1960s | Dresses

I’m just mad about saffron

January 6, 2014
Today I have my latest sewing project to show you!

Taa Daa! Isn’t she so yellow! The fabric is actually more mustard in real life, depending on the lighting and you can’t help but feel cheerful in this yellow frock

The pattern I used for this dress was Simplicity 7296 from 1967. Although this pattern requires quite a few coutoure techniques, as I had made a similar one before, I knew where to take the time for certain parts and also which parts could be skipped over.

I found the instructions on this version lacking quite a bit. They instruct you to add bound button holes to the front placket but don’t tell you how to do them, they also don’t remind you to add windows for the buttonholes on the facing of the placket. Also despite needing buttonholes on the cuffs, they forget to tell you that as well!

There are also the finer details of slip stitching the facings, buttonhole windows and a few little bits that in the previous Vogue version they seem to make a big deal out of, but in this version they skim over it.

I guess that’s why Vogue patterns always costed that little bit more – the detail they encouraged you to put into your work was higher then that of other pattern companies.

Something to remember when buying vintage patterns!

The fabric of choice was a woven silk which I bought from The Fabric Shop in Surry Hills. It might be a blend but I can’t remember anymore. 

And it pills likes the dickens so I have to be careful with bags and things that might rub against it. The drape and the softness of the hand kind of make up for it. It feels sort of like a good quality flannel and is quite warm, so I might have to wait till the cooler days to wear this. And weirdly it has a really unique smell. Not your normal fabric smell! Kind of like freshly cut wood! 

Yes I’m a weirdo I know…   

The Simplicity pattern does have a pattern piece for a tie-belt, which you could draft up easily anyway, but I think it’s also a nice piece to make this dress easier to wear for work.


Details wise the collar is very simple, it doesn’t include a collar stand or things like that so it just lines up with the placket and is encased in the facing

Bound Buttonhole front
One of the mistakes I made was lining up the buttonhole windows on the yoke facing.

If you see in the top button hole it doesn’t line up properly to conceal the raw edge, but the one on the bottom does. It’s pretty easy to avoid this mistake. You just need to be careful when drawing up the little windows and being sure to line them up before sewing.  
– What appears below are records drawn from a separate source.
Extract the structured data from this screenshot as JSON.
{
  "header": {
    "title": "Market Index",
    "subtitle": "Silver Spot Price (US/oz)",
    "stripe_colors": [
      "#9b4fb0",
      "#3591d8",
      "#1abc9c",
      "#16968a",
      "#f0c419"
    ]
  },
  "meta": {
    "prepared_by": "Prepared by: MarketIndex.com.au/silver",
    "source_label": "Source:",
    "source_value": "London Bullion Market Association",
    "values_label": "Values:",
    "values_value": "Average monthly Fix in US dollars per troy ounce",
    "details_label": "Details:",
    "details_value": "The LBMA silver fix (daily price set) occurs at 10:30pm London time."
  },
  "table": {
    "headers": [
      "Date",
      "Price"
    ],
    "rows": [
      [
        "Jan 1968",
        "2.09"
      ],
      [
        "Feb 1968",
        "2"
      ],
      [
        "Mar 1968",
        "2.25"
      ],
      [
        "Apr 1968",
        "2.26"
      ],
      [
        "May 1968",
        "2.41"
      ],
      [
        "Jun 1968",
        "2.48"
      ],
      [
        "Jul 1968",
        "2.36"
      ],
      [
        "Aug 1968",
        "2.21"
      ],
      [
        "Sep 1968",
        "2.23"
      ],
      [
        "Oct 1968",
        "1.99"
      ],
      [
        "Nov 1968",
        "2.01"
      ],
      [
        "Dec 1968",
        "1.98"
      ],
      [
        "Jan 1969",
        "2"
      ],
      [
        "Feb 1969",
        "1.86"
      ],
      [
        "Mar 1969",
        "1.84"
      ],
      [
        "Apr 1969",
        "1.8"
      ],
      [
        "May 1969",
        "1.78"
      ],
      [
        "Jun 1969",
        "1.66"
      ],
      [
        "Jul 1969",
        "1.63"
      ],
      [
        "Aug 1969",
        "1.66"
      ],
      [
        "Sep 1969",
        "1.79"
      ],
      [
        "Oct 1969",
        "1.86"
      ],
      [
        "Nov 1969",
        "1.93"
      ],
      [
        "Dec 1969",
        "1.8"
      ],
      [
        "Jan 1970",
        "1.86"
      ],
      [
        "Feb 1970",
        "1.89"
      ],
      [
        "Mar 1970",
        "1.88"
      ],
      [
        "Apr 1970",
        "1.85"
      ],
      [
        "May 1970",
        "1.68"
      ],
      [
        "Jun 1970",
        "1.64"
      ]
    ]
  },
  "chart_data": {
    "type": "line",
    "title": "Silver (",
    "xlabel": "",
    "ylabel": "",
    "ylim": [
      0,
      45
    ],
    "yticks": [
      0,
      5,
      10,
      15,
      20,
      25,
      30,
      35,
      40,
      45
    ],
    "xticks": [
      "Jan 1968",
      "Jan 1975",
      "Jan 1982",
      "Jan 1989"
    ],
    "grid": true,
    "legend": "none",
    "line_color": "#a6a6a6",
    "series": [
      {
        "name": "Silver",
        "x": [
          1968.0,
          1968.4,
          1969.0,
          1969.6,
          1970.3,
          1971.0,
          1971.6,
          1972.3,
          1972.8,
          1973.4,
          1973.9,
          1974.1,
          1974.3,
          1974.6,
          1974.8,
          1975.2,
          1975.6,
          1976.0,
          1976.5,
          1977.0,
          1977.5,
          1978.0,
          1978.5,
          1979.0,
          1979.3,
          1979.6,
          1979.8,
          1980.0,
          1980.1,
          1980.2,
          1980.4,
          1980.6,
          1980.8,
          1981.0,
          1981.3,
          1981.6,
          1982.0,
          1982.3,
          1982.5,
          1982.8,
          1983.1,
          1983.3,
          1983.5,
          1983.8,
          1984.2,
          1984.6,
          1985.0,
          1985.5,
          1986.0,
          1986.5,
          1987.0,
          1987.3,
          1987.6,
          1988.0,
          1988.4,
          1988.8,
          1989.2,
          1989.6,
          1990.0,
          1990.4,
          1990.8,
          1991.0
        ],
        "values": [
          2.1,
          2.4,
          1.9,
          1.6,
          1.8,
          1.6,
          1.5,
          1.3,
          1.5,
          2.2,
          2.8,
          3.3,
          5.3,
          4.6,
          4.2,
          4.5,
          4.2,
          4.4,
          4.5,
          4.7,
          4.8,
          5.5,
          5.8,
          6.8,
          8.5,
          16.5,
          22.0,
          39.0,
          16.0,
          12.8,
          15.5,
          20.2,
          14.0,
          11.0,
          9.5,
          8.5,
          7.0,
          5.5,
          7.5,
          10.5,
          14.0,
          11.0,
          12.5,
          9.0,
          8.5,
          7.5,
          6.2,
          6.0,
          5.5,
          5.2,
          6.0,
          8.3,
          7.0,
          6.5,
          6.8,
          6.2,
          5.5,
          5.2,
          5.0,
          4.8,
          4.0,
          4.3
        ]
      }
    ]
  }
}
I used a different button on the cuff because I ran out of the kit buttons. Once I get more i’ll replace them! 
The pockets of this dress instead of being patch or inseam are welt pockets with a nice neat flap over to cover. The pocket flap is handsewn at the sides to keep it up and in place
The insides, for those of you who might be interested. Most of the detail is on the front of the dress, so you have quite a bit of work to do before you can even sew the back on.
I’m really excited by this dress! It’s so fun and bright to wear and fills both my love for tent dresses and work appropriate smart dresses!